Maryam Mirzakhani, a Harvard-educated mathematician and professor at Stanford University in California, was one of four winners announced by the International Congress of Mathematicians (ICM) at its conference in Seoul on Wednesday.
An expert in the geometry of unusual forms, she crafted novel ways to calculate the volumes of oddly-shaped curved surfaces.
"Fluent in a remarkably diverse range of mathematical techniques and disparate mathematical cultures, she embodies a rare combination of superb technical ability, bold ambition, far-reaching vision, and deep curiosity," the ICM said in a statement.
Mirzakhani was born in Tehran in 1977 and earned her PhD in 2004 from Harvard University.
She has previously won the 2009 Blumenthal Award for the Advancement of Research in Pure Mathematics and the 2013 Satter Prize of the American Mathematical Society.
The Fields Medal is given out every four years, often to multiple winners who should not be over 40 years of age.
The other three winners this year were Artur Avila of France, Manjul Bhargava of Princeton University in New Jersey, and Martin Hairer of the University of Warwick in Britain.
With no Nobel prize given for mathematics, the Fields Medal is regarded as the top global award for the discipline.
The medals were given out by South Korea's first woman president, Park Geun-Hye.
"I congratulate all the winners, with special applause for Maryam Mirzakhani, whose drive and passion have made her the first woman to win a Fields Medal," Park said.
Prior to Wednesday's ceremony, all 52 previous recipients had been men.
"This is a great honour.
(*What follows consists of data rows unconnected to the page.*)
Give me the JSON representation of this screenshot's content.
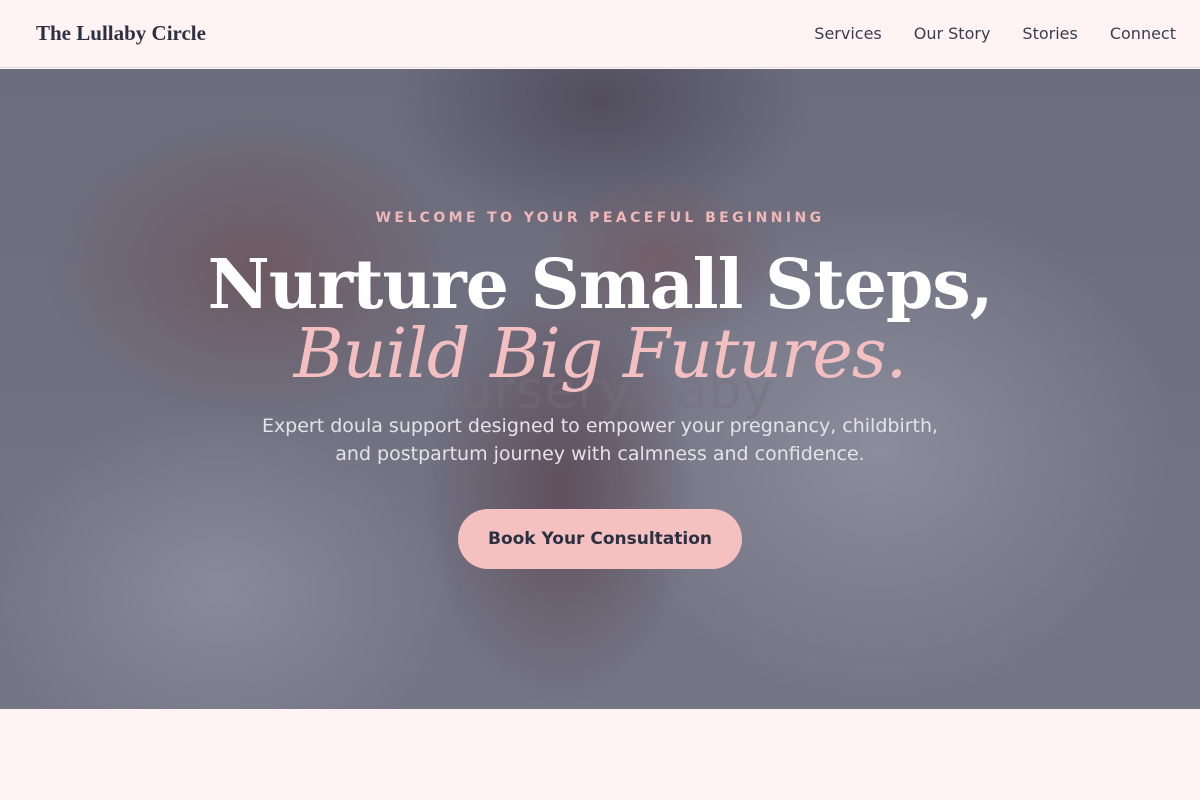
{
  "header": {
    "brand": "The Lullaby Circle",
    "nav": [
      {
        "label": "Services"
      },
      {
        "label": "Our Story"
      },
      {
        "label": "Stories"
      },
      {
        "label": "Connect"
      }
    ]
  },
  "hero": {
    "eyebrow": "WELCOME TO YOUR PEACEFUL BEGINNING",
    "headline_line1": "Nurture Small Steps,",
    "headline_line2": "Build Big Futures.",
    "watermark": "nursery.baby",
    "subtext": "Expert doula support designed to empower your pregnancy, childbirth, and postpartum journey with calmness and confidence.",
    "cta_label": "Book Your Consultation"
  },
  "colors": {
    "background": "#fff4f3",
    "accent_pink": "#f4c0c0",
    "text_dark": "#2d3040"
  }
}
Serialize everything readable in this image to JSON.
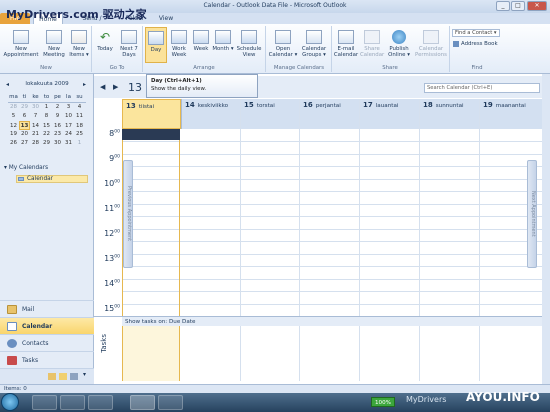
{
  "app": {
    "title": "Calendar - Outlook Data File - Microsoft Outlook",
    "watermark": "MyDrivers.com 驱动之家"
  },
  "tabs": [
    {
      "label": "File",
      "active": false
    },
    {
      "label": "Home",
      "active": true
    },
    {
      "label": "Send / Receive",
      "active": false
    },
    {
      "label": "Folder",
      "active": false
    },
    {
      "label": "View",
      "active": false
    }
  ],
  "ribbon": {
    "groups": [
      {
        "name": "New",
        "buttons": [
          "New Appointment",
          "New Meeting",
          "New Items ▾"
        ]
      },
      {
        "name": "Go To",
        "buttons": [
          "Today",
          "Next 7 Days"
        ]
      },
      {
        "name": "Arrange",
        "buttons": [
          "Day",
          "Work Week",
          "Week",
          "Month ▾",
          "Schedule View"
        ]
      },
      {
        "name": "Manage Calendars",
        "buttons": [
          "Open Calendar ▾",
          "Calendar Groups ▾"
        ]
      },
      {
        "name": "Share",
        "buttons": [
          "E-mail Calendar",
          "Share Calendar",
          "Publish Online ▾",
          "Calendar Permissions"
        ]
      },
      {
        "name": "Find",
        "buttons": [
          "Find a Contact ▾",
          "Address Book"
        ]
      }
    ]
  },
  "tooltip": {
    "title": "Day (Ctrl+Alt+1)",
    "body": "Show the daily view."
  },
  "mini_calendar": {
    "month": "lokakuuta 2009",
    "weekdays": [
      "ma",
      "ti",
      "ke",
      "to",
      "pe",
      "la",
      "su"
    ],
    "weeks": [
      [
        "28",
        "29",
        "30",
        "1",
        "2",
        "3",
        "4"
      ],
      [
        "5",
        "6",
        "7",
        "8",
        "9",
        "10",
        "11"
      ],
      [
        "12",
        "13",
        "14",
        "15",
        "16",
        "17",
        "18"
      ],
      [
        "19",
        "20",
        "21",
        "22",
        "23",
        "24",
        "25"
      ],
      [
        "26",
        "27",
        "28",
        "29",
        "30",
        "31",
        "1"
      ]
    ],
    "today": "13"
  },
  "my_calendars": {
    "header": "My Calendars",
    "items": [
      "Calendar"
    ]
  },
  "nav_buttons": [
    "Mail",
    "Calendar",
    "Contacts",
    "Tasks"
  ],
  "calendar": {
    "big_date": "13",
    "search_placeholder": "Search Calendar (Ctrl+E)",
    "days": [
      {
        "num": "13",
        "name": "tiistai"
      },
      {
        "num": "14",
        "name": "keskiviikko"
      },
      {
        "num": "15",
        "name": "torstai"
      },
      {
        "num": "16",
        "name": "perjantai"
      },
      {
        "num": "17",
        "name": "lauantai"
      },
      {
        "num": "18",
        "name": "sunnuntai"
      },
      {
        "num": "19",
        "name": "maanantai"
      }
    ],
    "hours": [
      "8",
      "9",
      "10",
      "11",
      "12",
      "13",
      "14",
      "15"
    ],
    "minutes": "00",
    "prev_tab": "Previous Appointment",
    "next_tab": "Next Appointment",
    "tasks_header": "Show tasks on: Due Date",
    "tasks_label": "Tasks"
  },
  "status": {
    "items": "Items: 0",
    "zoom": "100%"
  },
  "taskbar_watermark": "MyDrivers",
  "corner_watermark": "AYOU.INFO",
  "colors": {
    "accent": "#e8a33c",
    "today": "#fbe59d",
    "ribbon": "#e3ecf8"
  }
}
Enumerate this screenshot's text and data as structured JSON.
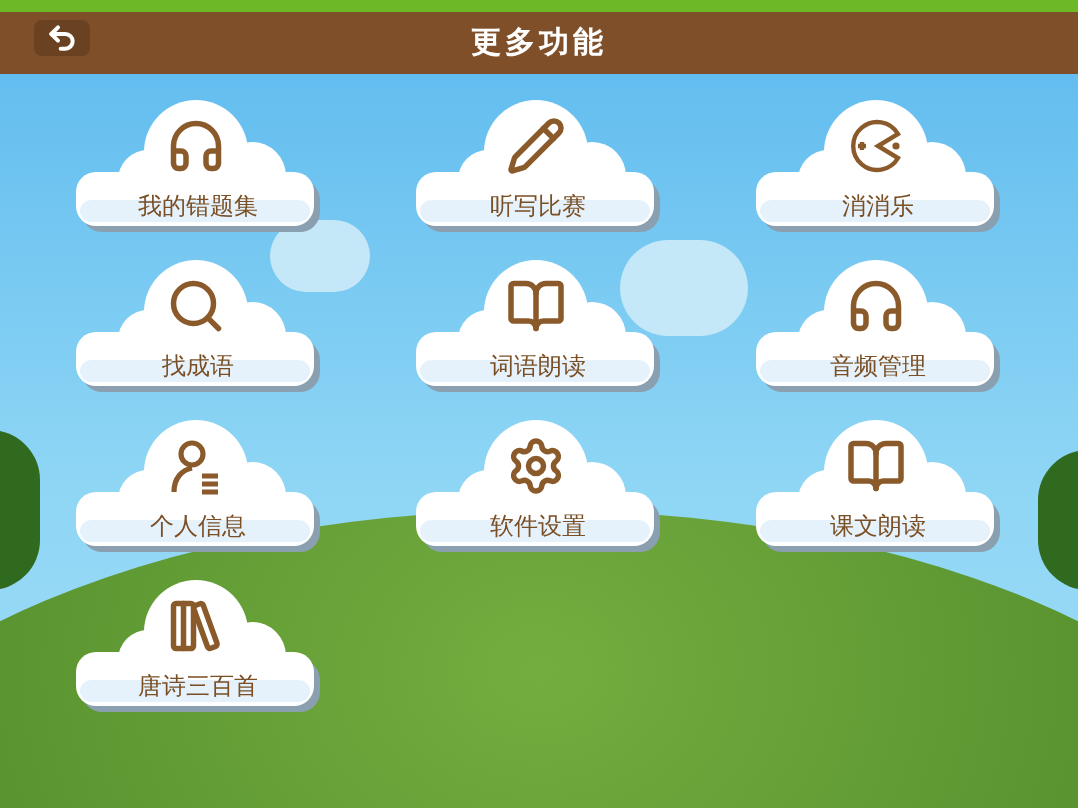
{
  "header": {
    "title": "更多功能"
  },
  "features": [
    {
      "label": "我的错题集",
      "kind": "headphones"
    },
    {
      "label": "听写比赛",
      "kind": "pencil"
    },
    {
      "label": "消消乐",
      "kind": "pacman"
    },
    {
      "label": "找成语",
      "kind": "search"
    },
    {
      "label": "词语朗读",
      "kind": "book"
    },
    {
      "label": "音频管理",
      "kind": "headphones"
    },
    {
      "label": "个人信息",
      "kind": "profile"
    },
    {
      "label": "软件设置",
      "kind": "gear"
    },
    {
      "label": "课文朗读",
      "kind": "audiobook"
    },
    {
      "label": "唐诗三百首",
      "kind": "books"
    }
  ]
}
I will be happy if it encourages young female scientists and mathematicians," Mirzakhani said in a press release from Stanford University.
"I am sure there will be many more women winning this kind of award in coming years," she added.
Mirzakhani became known on the international mathematics scene as a teenager, winning gold medals at both the 1994 and 1995 International Math Olympiads -– finishing with a perfect score in the latter competition.
In 2008, she became a professor of mathematics at Stanford, where she lives with her husband and three-year-old daughter.
"On behalf of the entire Stanford community, I congratulate Maryam on this incredible recognition, the highest honour in her discipline, the first ever granted to a woman," said university president John Hennessy.